### More about polynomials Examples

• Simplify $$\frac{{{x^2} + 2x - 3}}{{{x^2} + 7x + 12}} \times \frac{{{x^2} - 2x - 15}}{{{x^2} - 2x - 8}} \div \frac{{{x^2} - 2x - 15}}{{{x^2} + 6x + 8}}$$.
• $$\begin{array}{1}{\frac{{{x^2} + 2x - 3}}{{{x^2} + 7x + 12}} \times \frac{{{x^2} - 2x - 15}}{{{x^2} - 2x - 8}} \div \frac{{{x^2} - 2x - 15}}{{{x^2} + 6x + 8}}} = {\frac{{{x^2} + 2x - 3}}{{{x^2} + 7x + 12}} \times \frac{{{x^2} - 2x - 15}}{{{x^2} - 2x - 8}} \times \frac{{{x^2} + 6x + 8}}{{{x^2} - 2x - 15}}}\\ = {\frac{{(x - 1)(x + 3)(x + 3)(x - 5)(x + 2)(x + 4)}}{{(x + 3)(x + 4)(x + 2)(x - 4)(x + 3)(x - 5)}}^{}}\\ = {\underline{\underline {\frac{{x - 1}}{{x - 4}}}} ^{}}\end{array}$$

• Let A and B be constants.
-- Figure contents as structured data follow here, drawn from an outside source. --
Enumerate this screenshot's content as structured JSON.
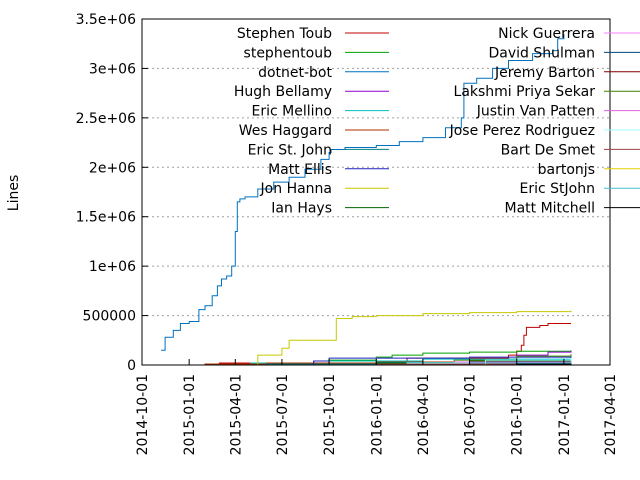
{
  "chart_data": {
    "type": "line",
    "title": "",
    "xlabel": "",
    "ylabel": "Lines",
    "ylim": [
      0,
      3500000
    ],
    "xlim": [
      "2014-10-01",
      "2017-04-01"
    ],
    "grid": "y-dotted",
    "legend_position": "top, two columns",
    "y_ticks": [
      {
        "value": 0,
        "label": "0"
      },
      {
        "value": 500000,
        "label": "500000"
      },
      {
        "value": 1000000,
        "label": "1e+06"
      },
      {
        "value": 1500000,
        "label": "1.5e+06"
      },
      {
        "value": 2000000,
        "label": "2e+06"
      },
      {
        "value": 2500000,
        "label": "2.5e+06"
      },
      {
        "value": 3000000,
        "label": "3e+06"
      },
      {
        "value": 3500000,
        "label": "3.5e+06"
      }
    ],
    "x_ticks": [
      {
        "value": "2014-10-01",
        "label": "2014-10-01"
      },
      {
        "value": "2015-01-01",
        "label": "2015-01-01"
      },
      {
        "value": "2015-04-01",
        "label": "2015-04-01"
      },
      {
        "value": "2015-07-01",
        "label": "2015-07-01"
      },
      {
        "value": "2015-10-01",
        "label": "2015-10-01"
      },
      {
        "value": "2016-01-01",
        "label": "2016-01-01"
      },
      {
        "value": "2016-04-01",
        "label": "2016-04-01"
      },
      {
        "value": "2016-07-01",
        "label": "2016-07-01"
      },
      {
        "value": "2016-10-01",
        "label": "2016-10-01"
      },
      {
        "value": "2017-01-01",
        "label": "2017-01-01"
      },
      {
        "value": "2017-04-01",
        "label": "2017-04-01"
      }
    ],
    "series": [
      {
        "name": "Stephen Toub",
        "color": "#c00000",
        "points": [
          [
            "2014-12-20",
            0
          ],
          [
            "2015-03-01",
            20000
          ],
          [
            "2015-09-01",
            40000
          ],
          [
            "2016-03-01",
            70000
          ],
          [
            "2016-09-15",
            100000
          ],
          [
            "2016-10-01",
            140000
          ],
          [
            "2016-10-10",
            200000
          ],
          [
            "2016-10-15",
            300000
          ],
          [
            "2016-10-20",
            380000
          ],
          [
            "2016-11-15",
            400000
          ],
          [
            "2016-12-01",
            420000
          ],
          [
            "2017-01-15",
            420000
          ]
        ]
      },
      {
        "name": "stephentoub",
        "color": "#00a000",
        "points": [
          [
            "2015-04-01",
            0
          ],
          [
            "2015-07-01",
            20000
          ],
          [
            "2015-10-01",
            50000
          ],
          [
            "2016-01-01",
            80000
          ],
          [
            "2016-02-01",
            100000
          ],
          [
            "2016-04-01",
            120000
          ],
          [
            "2016-07-01",
            130000
          ],
          [
            "2016-10-01",
            140000
          ],
          [
            "2017-01-15",
            150000
          ]
        ]
      },
      {
        "name": "dotnet-bot",
        "color": "#0070c0",
        "points": [
          [
            "2014-11-07",
            150000
          ],
          [
            "2014-11-15",
            280000
          ],
          [
            "2014-12-01",
            350000
          ],
          [
            "2014-12-15",
            420000
          ],
          [
            "2015-01-01",
            440000
          ],
          [
            "2015-01-20",
            560000
          ],
          [
            "2015-02-01",
            600000
          ],
          [
            "2015-02-15",
            700000
          ],
          [
            "2015-02-25",
            800000
          ],
          [
            "2015-03-05",
            870000
          ],
          [
            "2015-03-15",
            900000
          ],
          [
            "2015-03-25",
            1000000
          ],
          [
            "2015-04-01",
            1350000
          ],
          [
            "2015-04-05",
            1650000
          ],
          [
            "2015-04-10",
            1680000
          ],
          [
            "2015-04-20",
            1700000
          ],
          [
            "2015-05-15",
            1780000
          ],
          [
            "2015-06-15",
            1850000
          ],
          [
            "2015-07-15",
            1900000
          ],
          [
            "2015-08-15",
            1980000
          ],
          [
            "2015-09-15",
            2080000
          ],
          [
            "2015-10-01",
            2150000
          ],
          [
            "2015-10-05",
            2180000
          ],
          [
            "2015-11-01",
            2200000
          ],
          [
            "2016-01-01",
            2220000
          ],
          [
            "2016-02-15",
            2260000
          ],
          [
            "2016-04-01",
            2300000
          ],
          [
            "2016-05-15",
            2400000
          ],
          [
            "2016-06-15",
            2500000
          ],
          [
            "2016-06-20",
            2850000
          ],
          [
            "2016-07-15",
            2900000
          ],
          [
            "2016-08-15",
            3000000
          ],
          [
            "2016-09-15",
            3080000
          ],
          [
            "2016-11-01",
            3150000
          ],
          [
            "2016-12-10",
            3180000
          ],
          [
            "2016-12-20",
            3300000
          ],
          [
            "2017-01-01",
            3350000
          ]
        ]
      },
      {
        "name": "Hugh Bellamy",
        "color": "#9400d3",
        "points": [
          [
            "2016-01-01",
            0
          ],
          [
            "2016-04-01",
            30000
          ],
          [
            "2016-07-01",
            60000
          ],
          [
            "2016-10-01",
            100000
          ],
          [
            "2016-12-01",
            130000
          ],
          [
            "2017-01-15",
            140000
          ]
        ]
      },
      {
        "name": "Eric Mellino",
        "color": "#00c0c0",
        "points": [
          [
            "2015-04-01",
            0
          ],
          [
            "2015-05-01",
            20000
          ],
          [
            "2015-10-01",
            40000
          ],
          [
            "2016-04-01",
            60000
          ],
          [
            "2017-01-15",
            80000
          ]
        ]
      },
      {
        "name": "Wes Haggard",
        "color": "#b03000",
        "points": [
          [
            "2014-12-20",
            0
          ],
          [
            "2015-02-01",
            10000
          ],
          [
            "2015-06-01",
            20000
          ],
          [
            "2016-01-01",
            30000
          ],
          [
            "2017-01-15",
            40000
          ]
        ]
      },
      {
        "name": "Eric St. John",
        "color": "#008080",
        "points": [
          [
            "2015-01-15",
            0
          ],
          [
            "2015-06-01",
            10000
          ],
          [
            "2016-01-01",
            25000
          ],
          [
            "2017-01-15",
            35000
          ]
        ]
      },
      {
        "name": "Matt Ellis",
        "color": "#2020c0",
        "points": [
          [
            "2015-06-01",
            0
          ],
          [
            "2015-09-01",
            40000
          ],
          [
            "2015-10-01",
            70000
          ],
          [
            "2016-07-01",
            80000
          ],
          [
            "2017-01-15",
            90000
          ]
        ]
      },
      {
        "name": "Jon Hanna",
        "color": "#c8c800",
        "points": [
          [
            "2015-04-15",
            0
          ],
          [
            "2015-05-15",
            100000
          ],
          [
            "2015-07-01",
            170000
          ],
          [
            "2015-07-15",
            250000
          ],
          [
            "2015-10-15",
            470000
          ],
          [
            "2015-11-15",
            490000
          ],
          [
            "2016-01-01",
            500000
          ],
          [
            "2016-04-01",
            520000
          ],
          [
            "2016-07-01",
            530000
          ],
          [
            "2016-10-01",
            540000
          ],
          [
            "2017-01-15",
            550000
          ]
        ]
      },
      {
        "name": "Ian Hays",
        "color": "#006400",
        "points": [
          [
            "2015-10-01",
            0
          ],
          [
            "2016-01-01",
            20000
          ],
          [
            "2016-07-01",
            40000
          ],
          [
            "2017-01-15",
            60000
          ]
        ]
      },
      {
        "name": "Nick Guerrera",
        "color": "#ff80ff",
        "points": [
          [
            "2015-09-01",
            0
          ],
          [
            "2016-03-01",
            10000
          ],
          [
            "2017-01-15",
            20000
          ]
        ]
      },
      {
        "name": "David Shulman",
        "color": "#004080",
        "points": [
          [
            "2015-12-01",
            0
          ],
          [
            "2016-06-01",
            20000
          ],
          [
            "2017-01-15",
            50000
          ]
        ]
      },
      {
        "name": "Jeremy Barton",
        "color": "#800000",
        "points": [
          [
            "2016-01-15",
            0
          ],
          [
            "2016-07-01",
            15000
          ],
          [
            "2017-01-15",
            30000
          ]
        ]
      },
      {
        "name": "Lakshmi Priya Sekar",
        "color": "#408000",
        "points": [
          [
            "2016-01-01",
            0
          ],
          [
            "2016-06-01",
            50000
          ],
          [
            "2016-10-01",
            90000
          ],
          [
            "2017-01-15",
            110000
          ]
        ]
      },
      {
        "name": "Justin Van Patten",
        "color": "#e060e0",
        "points": [
          [
            "2015-10-15",
            0
          ],
          [
            "2016-06-01",
            30000
          ],
          [
            "2017-01-15",
            60000
          ]
        ]
      },
      {
        "name": "Jose Perez Rodriguez",
        "color": "#a0ffff",
        "points": [
          [
            "2015-11-01",
            0
          ],
          [
            "2016-03-01",
            20000
          ],
          [
            "2016-08-01",
            50000
          ],
          [
            "2017-01-15",
            70000
          ]
        ]
      },
      {
        "name": "Bart De Smet",
        "color": "#a04040",
        "points": [
          [
            "2015-05-01",
            0
          ],
          [
            "2016-01-01",
            10000
          ],
          [
            "2017-01-15",
            20000
          ]
        ]
      },
      {
        "name": "bartonjs",
        "color": "#e0d000",
        "points": [
          [
            "2016-02-01",
            0
          ],
          [
            "2016-08-01",
            20000
          ],
          [
            "2017-01-15",
            35000
          ]
        ]
      },
      {
        "name": "Eric StJohn",
        "color": "#40c0d0",
        "points": [
          [
            "2016-01-01",
            0
          ],
          [
            "2016-07-01",
            20000
          ],
          [
            "2017-01-15",
            40000
          ]
        ]
      },
      {
        "name": "Matt Mitchell",
        "color": "#000000",
        "points": [
          [
            "2016-04-01",
            0
          ],
          [
            "2016-10-01",
            10000
          ],
          [
            "2017-01-15",
            15000
          ]
        ]
      }
    ]
  }
}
If $$\frac{{3x + 5}}{{(x + 1)(2x + 3)}} \equiv \frac{A}{{x + 1}} + \frac{B}{{2x + 3}}$$, find the values of A and B.
• $$\begin{array}{1}R.H.S. = \frac{A}{{x + 1}} + \frac{B}{{2x + 3}}\\ = {\frac{{A(2x + 3) + B(x + 1)}}{{(x + 1)(2x + 3)}}^{}}\\ = {\frac{{(2A + B)x + 3A + B}}{{(x + 1)(2x + 3)}}^{}}\end{array}$$
By comparing the like terms on the L.H.S. and R.H.S., we have
$$\left\{ \begin{array}{l}2A + B = 3\;{\kern 1pt} .....................\;(1)\\3A + B = 5\;{\kern 1pt} .....................\;{(2)^{}}\end{array} \right.$$
(2) - (1), $$A = 2$$
Substitute $$A = 2$$ into (1),
$$\begin{array}{1}2(2) + B = 3\\B = - {1^{}}\end{array}$$
∴ $$\underline{\underline {A = 2{\rm{ }},{\rm{ }}B = - 1}}$$

• It is given that $$f(x) = \frac{1}{{{x^2} + 2x - 8}}$$ is a rational function.
Find another rational function $$g(x)$$ such that the denominator of $$f(x) \times g(x)$$ is $${x^2} - x - 2$$.
• Suggested answer:
$$\begin{array}{1} f(x) = \frac{1}{{{x^2} + 2x - 8}}\\ = \frac{1}{{(x - 2)(x + 4)}}\end{array}$$
Denominator of
$$\begin{array}{1} f(x)\times g(x) = {x^2} - x - 2\\ = (x - 2)(x + 1)\end{array}$$
Let $$f(x) \times g(x) = \frac{{P(x)}}{{(x - 2)(x + 1)}}$$, where $$P(x)$$ is a polynomial.
$$\begin{array}{1}\frac{1}{{(x - 2)(x + 4)}} \times g(x) = \frac{{P(x)}}{{(x - 2)(x + 1)}}\\g(x) = \frac{{P(x)(x - 2)(x + 4)}}{{(x - 2)(x + 1)}}\\ = \frac{{P(x)(x + 4)}}{{x + 1}}\end{array}$$
∴ One possible $$g(x)$$ is $$\frac{{x + 4}}{{x + 1}}$$.